I've a simple buffer amp (AD8044 video amp, 150MHz, high slew rate) set up to buffer a signal (NTSC monochrome video) as a basic follower.

The circuit is the most basic one and of course includes large and small (>10uF, 0.1, 0.01) bypass caps.

With a lower slew-rate amp (MCP6294) the circuit works as expected, but when the AD8044 is inserted in its place, the output goes wild by swinging between rails with great instability.
Adding a cap (0.05uF) to the output terminal almost eliminates the instability, but there's still a little bit of noise on the signal.

1) Why is the '8044 camp unstable without the output cap? I can see how it "slows down" the frequency response of the feedback loop (essentially filtering), but shouldn't the amp be stable without it? The capacitive load is just a 10x scope probe.

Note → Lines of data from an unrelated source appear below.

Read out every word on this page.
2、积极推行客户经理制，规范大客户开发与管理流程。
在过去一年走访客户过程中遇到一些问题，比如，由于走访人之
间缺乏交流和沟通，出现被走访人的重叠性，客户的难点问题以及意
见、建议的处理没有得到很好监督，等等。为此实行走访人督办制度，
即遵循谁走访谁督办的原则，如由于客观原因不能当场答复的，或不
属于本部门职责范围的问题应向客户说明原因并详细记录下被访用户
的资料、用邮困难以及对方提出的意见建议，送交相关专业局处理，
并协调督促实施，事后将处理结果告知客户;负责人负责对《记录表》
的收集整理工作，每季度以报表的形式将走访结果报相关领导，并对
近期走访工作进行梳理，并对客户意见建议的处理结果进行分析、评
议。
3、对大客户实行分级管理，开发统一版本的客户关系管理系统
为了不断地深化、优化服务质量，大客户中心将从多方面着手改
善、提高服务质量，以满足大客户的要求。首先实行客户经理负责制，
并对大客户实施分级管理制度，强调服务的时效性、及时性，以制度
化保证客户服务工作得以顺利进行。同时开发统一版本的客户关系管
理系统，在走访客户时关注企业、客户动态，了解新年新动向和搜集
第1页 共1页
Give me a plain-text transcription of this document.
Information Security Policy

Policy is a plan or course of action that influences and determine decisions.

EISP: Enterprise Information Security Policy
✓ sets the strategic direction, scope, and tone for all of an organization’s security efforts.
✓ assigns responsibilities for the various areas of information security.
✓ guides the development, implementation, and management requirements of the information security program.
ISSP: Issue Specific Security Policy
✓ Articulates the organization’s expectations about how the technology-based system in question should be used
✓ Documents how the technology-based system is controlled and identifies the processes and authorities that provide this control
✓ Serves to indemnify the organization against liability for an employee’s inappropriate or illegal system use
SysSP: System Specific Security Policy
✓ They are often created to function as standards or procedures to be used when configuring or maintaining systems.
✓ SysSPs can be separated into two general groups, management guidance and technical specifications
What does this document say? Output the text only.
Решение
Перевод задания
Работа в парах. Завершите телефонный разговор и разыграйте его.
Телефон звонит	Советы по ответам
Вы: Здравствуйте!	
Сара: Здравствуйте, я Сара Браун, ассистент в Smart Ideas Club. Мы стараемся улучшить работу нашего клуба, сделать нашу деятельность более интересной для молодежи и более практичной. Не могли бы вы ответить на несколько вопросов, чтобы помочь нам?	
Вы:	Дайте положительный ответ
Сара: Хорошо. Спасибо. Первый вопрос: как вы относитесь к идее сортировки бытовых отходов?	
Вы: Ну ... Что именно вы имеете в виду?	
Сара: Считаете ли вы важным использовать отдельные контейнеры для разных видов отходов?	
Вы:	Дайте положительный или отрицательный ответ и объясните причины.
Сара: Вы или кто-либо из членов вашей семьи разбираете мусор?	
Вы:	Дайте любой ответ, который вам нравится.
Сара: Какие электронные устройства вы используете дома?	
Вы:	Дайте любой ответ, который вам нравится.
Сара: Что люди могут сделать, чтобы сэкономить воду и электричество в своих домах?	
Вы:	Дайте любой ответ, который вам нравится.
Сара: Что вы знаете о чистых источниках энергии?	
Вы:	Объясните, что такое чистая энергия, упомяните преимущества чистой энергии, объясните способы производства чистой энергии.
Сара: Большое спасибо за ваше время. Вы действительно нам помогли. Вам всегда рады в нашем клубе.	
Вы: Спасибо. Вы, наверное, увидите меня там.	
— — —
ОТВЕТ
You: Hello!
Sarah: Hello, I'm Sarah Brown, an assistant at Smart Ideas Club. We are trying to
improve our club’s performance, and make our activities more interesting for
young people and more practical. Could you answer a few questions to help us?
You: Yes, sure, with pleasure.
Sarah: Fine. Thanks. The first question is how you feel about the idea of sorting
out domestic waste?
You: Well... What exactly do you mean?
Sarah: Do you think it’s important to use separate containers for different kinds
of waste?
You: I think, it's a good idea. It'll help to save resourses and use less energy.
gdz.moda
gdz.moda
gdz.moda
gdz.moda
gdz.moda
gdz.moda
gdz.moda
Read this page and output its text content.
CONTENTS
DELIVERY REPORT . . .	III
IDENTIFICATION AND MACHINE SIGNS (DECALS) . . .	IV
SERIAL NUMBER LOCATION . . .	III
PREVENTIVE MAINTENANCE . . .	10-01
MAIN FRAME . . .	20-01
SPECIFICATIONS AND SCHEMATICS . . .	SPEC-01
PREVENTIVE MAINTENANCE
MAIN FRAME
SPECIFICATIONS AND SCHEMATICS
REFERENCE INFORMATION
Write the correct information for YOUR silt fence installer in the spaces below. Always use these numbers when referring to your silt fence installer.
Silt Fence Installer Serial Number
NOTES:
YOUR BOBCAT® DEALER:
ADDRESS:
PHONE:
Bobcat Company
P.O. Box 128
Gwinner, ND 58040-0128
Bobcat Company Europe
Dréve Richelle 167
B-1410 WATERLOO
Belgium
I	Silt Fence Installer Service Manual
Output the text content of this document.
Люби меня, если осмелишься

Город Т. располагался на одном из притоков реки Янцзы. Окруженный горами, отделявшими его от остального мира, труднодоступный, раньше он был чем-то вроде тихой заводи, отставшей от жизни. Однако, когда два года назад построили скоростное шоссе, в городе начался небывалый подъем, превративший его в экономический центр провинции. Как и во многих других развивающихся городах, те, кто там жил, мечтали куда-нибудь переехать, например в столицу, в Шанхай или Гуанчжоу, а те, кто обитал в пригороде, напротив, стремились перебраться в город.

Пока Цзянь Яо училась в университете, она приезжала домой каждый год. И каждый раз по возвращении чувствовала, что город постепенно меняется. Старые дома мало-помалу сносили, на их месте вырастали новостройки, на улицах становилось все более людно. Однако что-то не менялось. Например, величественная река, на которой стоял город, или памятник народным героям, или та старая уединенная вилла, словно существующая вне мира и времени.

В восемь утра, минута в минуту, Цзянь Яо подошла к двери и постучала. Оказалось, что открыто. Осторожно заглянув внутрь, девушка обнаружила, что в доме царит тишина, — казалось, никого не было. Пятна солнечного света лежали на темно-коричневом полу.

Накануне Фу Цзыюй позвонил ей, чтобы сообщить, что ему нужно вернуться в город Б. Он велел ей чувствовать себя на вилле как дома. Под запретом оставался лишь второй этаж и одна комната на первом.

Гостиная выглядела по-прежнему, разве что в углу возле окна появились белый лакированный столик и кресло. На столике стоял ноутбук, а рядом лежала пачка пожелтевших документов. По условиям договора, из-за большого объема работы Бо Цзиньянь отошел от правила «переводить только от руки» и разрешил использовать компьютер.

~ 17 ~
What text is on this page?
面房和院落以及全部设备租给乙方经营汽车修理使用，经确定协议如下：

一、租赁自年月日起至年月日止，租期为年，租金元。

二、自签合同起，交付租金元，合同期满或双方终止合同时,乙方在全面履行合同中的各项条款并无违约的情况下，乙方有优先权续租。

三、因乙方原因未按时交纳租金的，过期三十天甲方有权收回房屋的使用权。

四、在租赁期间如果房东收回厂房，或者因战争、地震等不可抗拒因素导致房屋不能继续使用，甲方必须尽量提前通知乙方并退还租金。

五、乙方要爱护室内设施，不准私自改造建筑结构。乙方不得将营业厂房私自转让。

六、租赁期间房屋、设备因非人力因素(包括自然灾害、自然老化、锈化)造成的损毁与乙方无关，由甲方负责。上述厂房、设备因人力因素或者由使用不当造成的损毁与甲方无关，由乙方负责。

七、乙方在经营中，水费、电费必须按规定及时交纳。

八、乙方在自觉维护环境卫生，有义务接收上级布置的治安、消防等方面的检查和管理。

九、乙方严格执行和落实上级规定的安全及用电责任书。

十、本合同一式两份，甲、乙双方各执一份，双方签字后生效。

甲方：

2) Why is there a little noise injected with the faster amp, and how can I remove it?

 

1) You likely have a problem in your layout or decoupling. It isn't enough to cause the lower frequency op amp to oscillate but the higher response of the AD8044 allows the oscillations to form. The output cap is a brute force way to reduce the frequency response and thus the oscillations.

How is the circuit physically built? Is it breadboard or circuit board? Do you have a ground-plane? For high frequency you should have a ground-plane with very short connections for the bypass caps (preferably surface-mount types) between the power pins and ground-plane.

2) A faster op amp has a wider bandwidth and thus a larger noise bandwidth. Random circuit noise is proportional to the square-root of the bandwidth. A small series resistor and parallel cap at the output can reduce the bandwidth and noise.

 

1) I'm working to test out my pcb-based design. The board is already laid out (4-layer, with a ground plane) and will be sent to a boardhouse soon, but I wanted to check the circuit. So right now this was put onto a solderless breadboard.
I expected the extra capacitance from this setup to cause some variations from the pcb design, but I didn't think it'd be this significant. It's possible, then, that this circuit will work on the pcb, since that indeed does have a ground plane and proper bypass caps; I might leave some open pads for adding a resistor and cap if needed.

2) Thanks. Is clean high speed output always a result only of proper filtering, then? But those filters can also inject noise.

 

AD8044 is almost guaranteed to oscillate on a solderless BB. Follow Carl's suggestions for supply decoupling.
The output of the AD8044 has push-pull collectors, so it has a high open-loop output impedance. Any small load capacitance, like your BB or a scope probe, adds a pole in the feedback loop which will reduce the phase margin, and possibly push it into oscillation. A large capacitor like you added will probably become a dominant pole, which will stabilize the loop but kill your bandwidth.
Read the datasheet about driving capacitive loads. It recommends adding a resistor in series with the output. With a 20pF scope probe, you could go as high as several hundred ohms and still get flat response to 5MHz (NTSC monochrome BW).
Why are you using such a high bandwidth op amp for a 5MHz signal? It is overkill, and makes your design unnecessarily "touchy".

 

1) I'm working to test out my pcb-based design. The board is already laid out (4-layer, with a ground plane) and will be sent to a boardhouse soon, but I wanted to check the circuit. So right now this was put onto a solderless breadboard.
I expected the extra capacitance from this setup to cause some variations from the pcb design, but I didn't think it'd be this significant. It's possible, then, that this circuit will work on the pcb, since that indeed does have a ground plane and proper bypass caps; I might leave some open pads for adding a resistor and cap if needed.

2) Thanks. Is clean high speed output always a result only of proper filtering, then? But those filters can also inject noise.

You are supposed to breadboard the circuit before you build the PCB.

If you need to build a test circuit for such a high frequency design you can not use a solderless breadboard. They have high capacitance and significant coupling between nodes. You should use a blank breadboard PCB with a solid copper ground with as short interconnect leads as possible.

How can a filter inject noise?

I agree with Ron. You shouldn't use an amp that has a significantly higher bandwidth then you need. It creates a greater chance for instability/oscillations and increases the wide-band noise.